Wunder gibt es immer wieder, und nicht nur bei Katja Ebstein im Schlager sondern auch so geschehen Anfang April, als ich einen Anruf von G. Müller erhielt. Er hatte im Internet eine interessante Sache entdeckt. Auf der Suche nach alten Fliesen, entdeckte ein Sammler in der Ukraine, in einem verlassenen Gebäude in der Nähe der abgebildeten Kirche, zwei Ziegelsteine mit eingravierten Namen. In einem der Ziegelsteine kann man deutlich „Fröhlich Maria, Leschkirch“ lesen. In dem anderen ist der Name „Vera“ mit kyrillischen Buchstaben eingraviert.

Leider ist der Artikel im Internet in Russisch geschrieben und wir haben kein Wort verstanden.

Zuerst musste ich aber Gewissheit haben, ob das überhaupt meine Mutter war. Ganz aufgeregt rief ich sie an. Natürlich war sie es. Als Deportierte hatte sie dort in der Nähe in einer Ziegelfabrik gearbeitet und zu dem Zeitpunkt war sie auch die einzige Fröhlich Maria aus Leschkirch dort. Aber dass sie den Stein beschrieben hatte, daran konnte sie sich im ersten Augenblick nicht mehr erinnern. Mit der Zeit kamen dann immer mehr Details aus der Erinnerung zurück.

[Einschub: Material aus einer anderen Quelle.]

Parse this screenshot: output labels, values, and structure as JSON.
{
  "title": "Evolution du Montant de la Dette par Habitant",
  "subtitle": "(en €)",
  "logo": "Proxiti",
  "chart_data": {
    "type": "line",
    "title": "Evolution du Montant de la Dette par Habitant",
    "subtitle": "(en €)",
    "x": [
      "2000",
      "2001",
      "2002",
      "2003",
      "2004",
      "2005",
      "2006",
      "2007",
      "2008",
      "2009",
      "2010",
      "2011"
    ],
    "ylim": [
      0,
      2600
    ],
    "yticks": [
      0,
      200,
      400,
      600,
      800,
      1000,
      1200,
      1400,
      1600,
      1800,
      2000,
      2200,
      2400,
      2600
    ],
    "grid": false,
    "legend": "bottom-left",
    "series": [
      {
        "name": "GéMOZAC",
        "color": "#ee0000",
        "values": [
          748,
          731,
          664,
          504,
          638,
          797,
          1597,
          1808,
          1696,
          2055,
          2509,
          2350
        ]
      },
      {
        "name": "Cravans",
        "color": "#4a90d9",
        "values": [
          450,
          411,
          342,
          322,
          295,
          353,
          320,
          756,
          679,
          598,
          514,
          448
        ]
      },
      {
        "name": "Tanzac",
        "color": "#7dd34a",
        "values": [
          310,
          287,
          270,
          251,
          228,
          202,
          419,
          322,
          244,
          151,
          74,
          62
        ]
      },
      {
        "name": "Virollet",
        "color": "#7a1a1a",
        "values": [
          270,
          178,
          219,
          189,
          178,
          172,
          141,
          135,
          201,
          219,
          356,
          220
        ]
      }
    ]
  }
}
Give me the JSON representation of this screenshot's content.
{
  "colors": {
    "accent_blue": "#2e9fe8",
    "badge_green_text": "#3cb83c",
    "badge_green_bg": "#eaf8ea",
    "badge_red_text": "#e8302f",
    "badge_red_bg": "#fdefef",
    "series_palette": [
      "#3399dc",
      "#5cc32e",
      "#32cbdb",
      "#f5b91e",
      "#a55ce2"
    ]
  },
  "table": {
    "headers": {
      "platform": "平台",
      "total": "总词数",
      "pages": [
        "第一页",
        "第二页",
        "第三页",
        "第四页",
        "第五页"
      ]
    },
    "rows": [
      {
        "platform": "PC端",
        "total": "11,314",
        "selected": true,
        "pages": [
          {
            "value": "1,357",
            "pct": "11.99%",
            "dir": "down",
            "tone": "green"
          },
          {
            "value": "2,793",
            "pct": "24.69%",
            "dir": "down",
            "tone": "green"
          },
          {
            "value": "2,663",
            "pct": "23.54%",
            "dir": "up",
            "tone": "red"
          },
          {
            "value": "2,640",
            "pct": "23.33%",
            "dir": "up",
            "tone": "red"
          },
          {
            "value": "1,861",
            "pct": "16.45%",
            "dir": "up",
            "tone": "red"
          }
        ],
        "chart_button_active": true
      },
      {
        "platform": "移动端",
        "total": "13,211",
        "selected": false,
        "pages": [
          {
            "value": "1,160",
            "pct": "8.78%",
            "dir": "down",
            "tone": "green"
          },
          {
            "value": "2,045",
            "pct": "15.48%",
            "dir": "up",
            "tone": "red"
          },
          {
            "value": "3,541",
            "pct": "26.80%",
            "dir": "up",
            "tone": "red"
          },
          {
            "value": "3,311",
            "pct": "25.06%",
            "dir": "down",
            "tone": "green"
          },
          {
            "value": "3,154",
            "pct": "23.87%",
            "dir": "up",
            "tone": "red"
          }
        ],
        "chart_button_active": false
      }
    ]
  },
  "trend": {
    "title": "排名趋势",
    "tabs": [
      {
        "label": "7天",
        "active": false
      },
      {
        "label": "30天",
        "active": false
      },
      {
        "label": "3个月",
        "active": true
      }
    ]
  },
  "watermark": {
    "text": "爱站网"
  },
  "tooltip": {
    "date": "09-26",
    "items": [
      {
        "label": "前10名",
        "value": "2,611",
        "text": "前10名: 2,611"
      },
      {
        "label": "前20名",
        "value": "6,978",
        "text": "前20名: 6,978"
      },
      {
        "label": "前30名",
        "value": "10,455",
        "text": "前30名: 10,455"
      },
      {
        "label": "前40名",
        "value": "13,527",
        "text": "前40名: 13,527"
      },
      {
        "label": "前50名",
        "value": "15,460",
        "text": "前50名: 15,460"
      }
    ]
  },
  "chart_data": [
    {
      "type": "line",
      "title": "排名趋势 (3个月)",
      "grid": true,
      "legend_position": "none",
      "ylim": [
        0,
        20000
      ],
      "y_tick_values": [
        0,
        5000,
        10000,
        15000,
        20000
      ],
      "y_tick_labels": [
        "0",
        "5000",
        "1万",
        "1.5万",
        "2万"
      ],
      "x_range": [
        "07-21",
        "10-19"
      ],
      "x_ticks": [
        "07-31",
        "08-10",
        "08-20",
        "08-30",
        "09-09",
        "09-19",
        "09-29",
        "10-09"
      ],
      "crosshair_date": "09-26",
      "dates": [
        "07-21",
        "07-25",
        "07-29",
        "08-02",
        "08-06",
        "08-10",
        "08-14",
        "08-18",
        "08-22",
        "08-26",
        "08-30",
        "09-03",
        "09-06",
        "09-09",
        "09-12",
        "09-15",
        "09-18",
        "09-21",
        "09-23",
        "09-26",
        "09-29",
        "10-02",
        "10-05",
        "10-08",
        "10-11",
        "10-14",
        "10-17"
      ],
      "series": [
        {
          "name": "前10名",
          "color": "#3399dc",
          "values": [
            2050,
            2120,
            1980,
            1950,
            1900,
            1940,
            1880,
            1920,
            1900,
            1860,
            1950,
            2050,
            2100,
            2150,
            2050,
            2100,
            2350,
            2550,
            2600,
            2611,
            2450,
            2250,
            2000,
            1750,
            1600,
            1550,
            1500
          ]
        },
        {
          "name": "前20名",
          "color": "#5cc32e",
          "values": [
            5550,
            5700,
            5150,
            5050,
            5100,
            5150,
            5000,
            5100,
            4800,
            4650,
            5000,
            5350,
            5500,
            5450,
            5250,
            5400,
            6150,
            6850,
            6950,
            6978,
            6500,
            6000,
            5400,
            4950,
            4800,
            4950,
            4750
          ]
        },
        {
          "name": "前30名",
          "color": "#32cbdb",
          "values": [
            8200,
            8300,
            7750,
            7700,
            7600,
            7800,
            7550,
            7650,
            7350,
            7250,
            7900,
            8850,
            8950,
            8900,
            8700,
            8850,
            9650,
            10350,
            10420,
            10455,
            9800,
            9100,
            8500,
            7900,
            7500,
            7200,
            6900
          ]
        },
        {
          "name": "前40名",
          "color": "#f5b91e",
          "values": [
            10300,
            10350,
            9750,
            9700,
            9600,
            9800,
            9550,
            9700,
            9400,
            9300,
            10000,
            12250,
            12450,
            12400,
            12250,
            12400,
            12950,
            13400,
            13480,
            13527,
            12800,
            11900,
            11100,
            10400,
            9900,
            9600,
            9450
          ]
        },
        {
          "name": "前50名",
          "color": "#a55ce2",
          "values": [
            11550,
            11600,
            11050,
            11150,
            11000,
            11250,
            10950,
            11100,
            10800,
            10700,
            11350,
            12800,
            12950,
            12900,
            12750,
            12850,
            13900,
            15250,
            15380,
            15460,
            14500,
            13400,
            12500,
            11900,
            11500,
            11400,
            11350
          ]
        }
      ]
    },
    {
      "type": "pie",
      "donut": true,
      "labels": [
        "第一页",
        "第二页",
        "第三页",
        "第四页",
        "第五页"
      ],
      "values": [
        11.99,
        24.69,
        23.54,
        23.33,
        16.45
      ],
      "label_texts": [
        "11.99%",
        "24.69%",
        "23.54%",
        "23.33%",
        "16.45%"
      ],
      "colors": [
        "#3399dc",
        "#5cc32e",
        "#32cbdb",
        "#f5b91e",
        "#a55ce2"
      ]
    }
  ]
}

Sie haben in der Zeit zusammen mit russischen Frauen gearbeitet. Es waren viele „Veras“ darunter. Und diese Vera hat ihr anhand ihres Namens die russischen Buchstaben erklärt. Meine Mutter hat ihr dann ebenfalls anhand des Namens unsere Schreibweise gezeigt, hat dann noch „Leschkirch“ hinzu geschrieben, weil es eben mehrere Buchstaben waren.

Der Finder der beiden Ziegelsteine hat richtig festgestellt, dass die Namen schon bei der Herstellung, also vor dem Brennen im Ofen geschrieben wurden. Und aufgrund des „ö“ hat er zu Recht vermutet, dass der Name aus dem Deutschen kommen muss.

Eine Google-Suche im Internet nach „Leschkirch“ hat aber keinen Ort in Deutschland mit diesem Namen angezeigt und war er staunt, als er nach längerem Suchen, den Ort in Transsylvanien/Rumänien fand. Nun überlegte er, welche Verbindung es zwischen Transsylvanien und Ukraine geben könnte und folgerte richtig, dass die Gegend nur während der beiden Weltkriege mit der westlichen Welt verbunden war.

Er fragt sich, wie die beiden Frauen (eine deutsche Maria und eine russische Vera) zueinander standen, ob sie gemeinsam in der Ziegelei gearbeitet haben und warum. Wenn die russische Frau eine Aufseherin gewesen wäre, dann hätte sie wohl kaum auch ihren Namen eingraviert.

„Woher sind sie, Maria?“, bittet er um Hinweise. Es haben sich einige Leute bei ihm gemeldet, die die Geschichte recht interessant fanden und ihm die Daumen drücken wollen, aber niemand hatte bis jetzt eine Erklärung dafür. Bis jetzt!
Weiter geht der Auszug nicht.